Is it a safe operation to do chmod -R on this folder?

@ivanpovazan FYI there is a full passwordless sudo available so this is possible to be done via a Helix job - no manual logon needed. We can do it quite quickly but I don't know if it won't break Xcode?

I understand you've done something similar as part of https://github.com/dotnet/dnceng/issues/5024? Do you know what exactly was done?

premun avatar Apr 17 '25 08:04 premun

It would also be good to understand how the permissions went wrong in the first place. Is it just wrong user?

premun avatar Apr 17 '25 08:04 premun

I am seeing this issue on one of our internal pipelines which use helix. I'm not sure if I should be using sudo to run the various xcrun simctl commands we have to start the simulator? Is that the best work around for now?

dellis1972 avatar Apr 17 '25 10:04 dellis1972

We never really run these commands manually but instead use XHarness. Did Xamarin/MAUI start using Helix recently?

I am curious if that would be the source of the recent problems - maybe things like running the provisionator or similar on the on-prem machines.

I am asking because I know MAUI have a much different approach to running iOS/Android workloads to Helix.

premun avatar Apr 17 '25 10:04 premun

We can't use xharness. This is not for maui or xamarin. I'm adding mobile tests for the debugger. So I have to call those commands manually.

dellis1972 avatar Apr 17 '25 10:04 dellis1972

Ah, okay. Running xcrun simctl is fine, I was just doublechecking that things like provisionator are not run. Only because I know some repo's workloads are targeting VMs mostly and always prepare the Xcode and all dependencies from ground up while Helix usually treats the on-prem machines more carefully as they are not VMs.

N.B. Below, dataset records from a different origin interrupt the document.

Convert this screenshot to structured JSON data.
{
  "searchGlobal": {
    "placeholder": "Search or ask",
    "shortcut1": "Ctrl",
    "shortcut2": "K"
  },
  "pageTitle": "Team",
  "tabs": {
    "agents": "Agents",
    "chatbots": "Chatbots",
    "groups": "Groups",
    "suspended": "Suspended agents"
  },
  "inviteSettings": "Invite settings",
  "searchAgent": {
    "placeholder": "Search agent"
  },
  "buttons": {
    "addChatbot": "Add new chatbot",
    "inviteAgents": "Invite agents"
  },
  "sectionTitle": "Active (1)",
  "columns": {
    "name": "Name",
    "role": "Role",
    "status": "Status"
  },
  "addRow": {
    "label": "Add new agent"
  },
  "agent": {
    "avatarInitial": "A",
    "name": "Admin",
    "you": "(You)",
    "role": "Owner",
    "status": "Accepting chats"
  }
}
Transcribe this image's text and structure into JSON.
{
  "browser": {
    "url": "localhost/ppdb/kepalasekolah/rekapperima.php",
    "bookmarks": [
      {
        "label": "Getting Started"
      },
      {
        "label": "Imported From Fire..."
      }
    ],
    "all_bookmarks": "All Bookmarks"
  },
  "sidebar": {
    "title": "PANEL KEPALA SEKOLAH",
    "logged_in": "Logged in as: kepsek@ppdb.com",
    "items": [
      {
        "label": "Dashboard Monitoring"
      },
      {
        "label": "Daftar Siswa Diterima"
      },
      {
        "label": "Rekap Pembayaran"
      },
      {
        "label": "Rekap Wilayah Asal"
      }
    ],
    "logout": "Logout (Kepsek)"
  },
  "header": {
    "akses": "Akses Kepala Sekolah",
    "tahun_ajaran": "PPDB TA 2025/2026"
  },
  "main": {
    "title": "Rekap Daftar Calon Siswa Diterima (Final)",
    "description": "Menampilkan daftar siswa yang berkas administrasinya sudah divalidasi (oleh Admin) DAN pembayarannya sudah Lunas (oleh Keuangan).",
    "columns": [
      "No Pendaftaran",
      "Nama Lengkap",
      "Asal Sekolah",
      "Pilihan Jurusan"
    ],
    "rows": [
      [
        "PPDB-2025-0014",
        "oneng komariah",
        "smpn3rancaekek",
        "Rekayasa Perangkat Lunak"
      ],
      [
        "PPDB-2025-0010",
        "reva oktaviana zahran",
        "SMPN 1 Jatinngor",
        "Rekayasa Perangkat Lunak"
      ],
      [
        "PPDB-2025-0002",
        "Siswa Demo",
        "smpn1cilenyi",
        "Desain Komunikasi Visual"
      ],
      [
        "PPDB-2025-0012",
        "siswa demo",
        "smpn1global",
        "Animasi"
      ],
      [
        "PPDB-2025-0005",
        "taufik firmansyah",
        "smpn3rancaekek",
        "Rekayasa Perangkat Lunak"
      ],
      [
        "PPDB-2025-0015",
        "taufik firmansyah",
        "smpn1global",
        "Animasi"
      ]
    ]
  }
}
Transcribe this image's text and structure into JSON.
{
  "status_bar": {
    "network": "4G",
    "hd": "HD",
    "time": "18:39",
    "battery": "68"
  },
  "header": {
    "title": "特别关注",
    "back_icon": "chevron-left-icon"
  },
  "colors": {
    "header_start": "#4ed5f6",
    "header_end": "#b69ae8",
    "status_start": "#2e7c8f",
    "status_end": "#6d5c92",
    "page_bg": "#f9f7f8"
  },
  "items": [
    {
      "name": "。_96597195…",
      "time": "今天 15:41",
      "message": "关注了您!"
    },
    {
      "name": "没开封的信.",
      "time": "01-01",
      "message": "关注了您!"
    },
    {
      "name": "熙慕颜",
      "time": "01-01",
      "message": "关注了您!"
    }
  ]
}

premun avatar Apr 17 '25 10:04 premun

I see the previous IcM ticket and I will reset the owner of these directories to helix-runner

premun avatar Apr 17 '25 10:04 premun

Ah, okay. Running xcrun simctl is fine, I was just doublechecking that things like provisionator are not run. Only because I know some repo's workloads are targeting VMs mostly and always prepare the Xcode and all dependencies from ground up while Helix usually treats the on-prem machines more carefully as they are not VMs.

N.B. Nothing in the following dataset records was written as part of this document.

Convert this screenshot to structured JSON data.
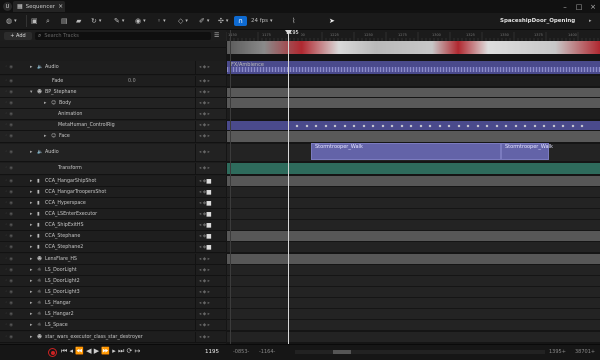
{
  "window": {
    "tab_title": "Sequencer",
    "sequence_name": "SpaceshipDoor_Opening"
  },
  "toolbar": {
    "fps": "24 fps"
  },
  "add_button": {
    "label": "+ Add"
  },
  "search": {
    "placeholder": "Search Tracks"
  },
  "ruler": {
    "current_frame": "1195",
    "ticks": [
      "1150",
      "1175",
      "1200",
      "1225",
      "1250",
      "1275",
      "1300",
      "1325",
      "1350",
      "1375",
      "1400"
    ]
  },
  "tracks": [
    {
      "label": "Audio",
      "kind": "audio"
    },
    {
      "label": "Fade",
      "value": "0.0",
      "kind": "fade"
    },
    {
      "label": "BP_Stephane",
      "kind": "actor"
    },
    {
      "label": "Body",
      "kind": "component"
    },
    {
      "label": "Animation",
      "kind": "sub"
    },
    {
      "label": "MetaHuman_ControlRig",
      "kind": "sub"
    },
    {
      "label": "Face",
      "kind": "component"
    },
    {
      "label": "Audio",
      "kind": "audio"
    },
    {
      "label": "Transform",
      "kind": "sub"
    },
    {
      "label": "CCA_HangarShipShot",
      "kind": "camera"
    },
    {
      "label": "CCA_HangarTroopersShot",
      "kind": "camera"
    },
    {
      "label": "CCA_Hyperspace",
      "kind": "camera"
    },
    {
      "label": "CCA_LSEnterExecutor",
      "kind": "camera"
    },
    {
      "label": "CCA_ShipExitHS",
      "kind": "camera"
    },
    {
      "label": "CCA_Stephane",
      "kind": "camera"
    },
    {
      "label": "CCA_Stephane2",
      "kind": "camera"
    },
    {
      "label": "LensFlare_HS",
      "kind": "actor"
    },
    {
      "label": "LS_DoorLight",
      "kind": "light"
    },
    {
      "label": "LS_DoorLight2",
      "kind": "light"
    },
    {
      "label": "LS_DoorLight3",
      "kind": "light"
    },
    {
      "label": "LS_Hangar",
      "kind": "light"
    },
    {
      "label": "LS_Hangar2",
      "kind": "light"
    },
    {
      "label": "LS_Space",
      "kind": "light"
    },
    {
      "label": "star_wars_executor_class_star_destroyer",
      "kind": "actor"
    }
  ],
  "clips": {
    "camera_cuts": "",
    "fx_ambience": "FX/Ambience",
    "walk1": "Stormtrooper_Walk",
    "walk2": "Stormtrooper_Walk"
  },
  "bottom": {
    "current_frame": "1195",
    "view_start": "-0853-",
    "play_start": "-1164-",
    "play_end": "1395+",
    "view_end": "38701+"
  },
  "colors": {
    "accent": "#0e6ad1",
    "audio_clip": "#4a4a8c",
    "anim_clip": "#6363a8",
    "transform": "#2e6b5c",
    "camera_cut": "#b02830"
  }
}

The only thing I do is install the android and ios workloads into a local copy of dotnet. For the simulators and emulators i use what ever is already installed 😄

dellis1972 avatar Apr 17 '25 10:04 dellis1972

Okay, all 40 machines in the osx.13.amd64.open queue have their owner changed with this:

sudo chown -R helix-runner /Library/Developer/PrivateFrameworks/CoreSimulator.framework

premun avatar Apr 17 '25 10:04 premun

Okay, all 40 machines in the osx.13.amd64.open queue have their owner changed with this:

sudo chown -R helix-runner /Library/Developer/PrivateFrameworks/CoreSimulator.framework

I'll run up the tests and let you know how it goes 😄

dellis1972 avatar Apr 17 '25 10:04 dellis1972

Okay, all 40 machines in the osx.13.amd64.open queue have their owner changed with this:

Ah, looks like we run on the osx.13.arm64 queue.

dellis1972 avatar Apr 17 '25 11:04 dellis1972

@dellis1972 you see the same problem there?

premun avatar Apr 17 '25 15:04 premun

I ran the permission update for the arm queue as well

premun avatar Apr 17 '25 16:04 premun

I don't think the bots the project I'm working on are using are on the open pool. I'll check.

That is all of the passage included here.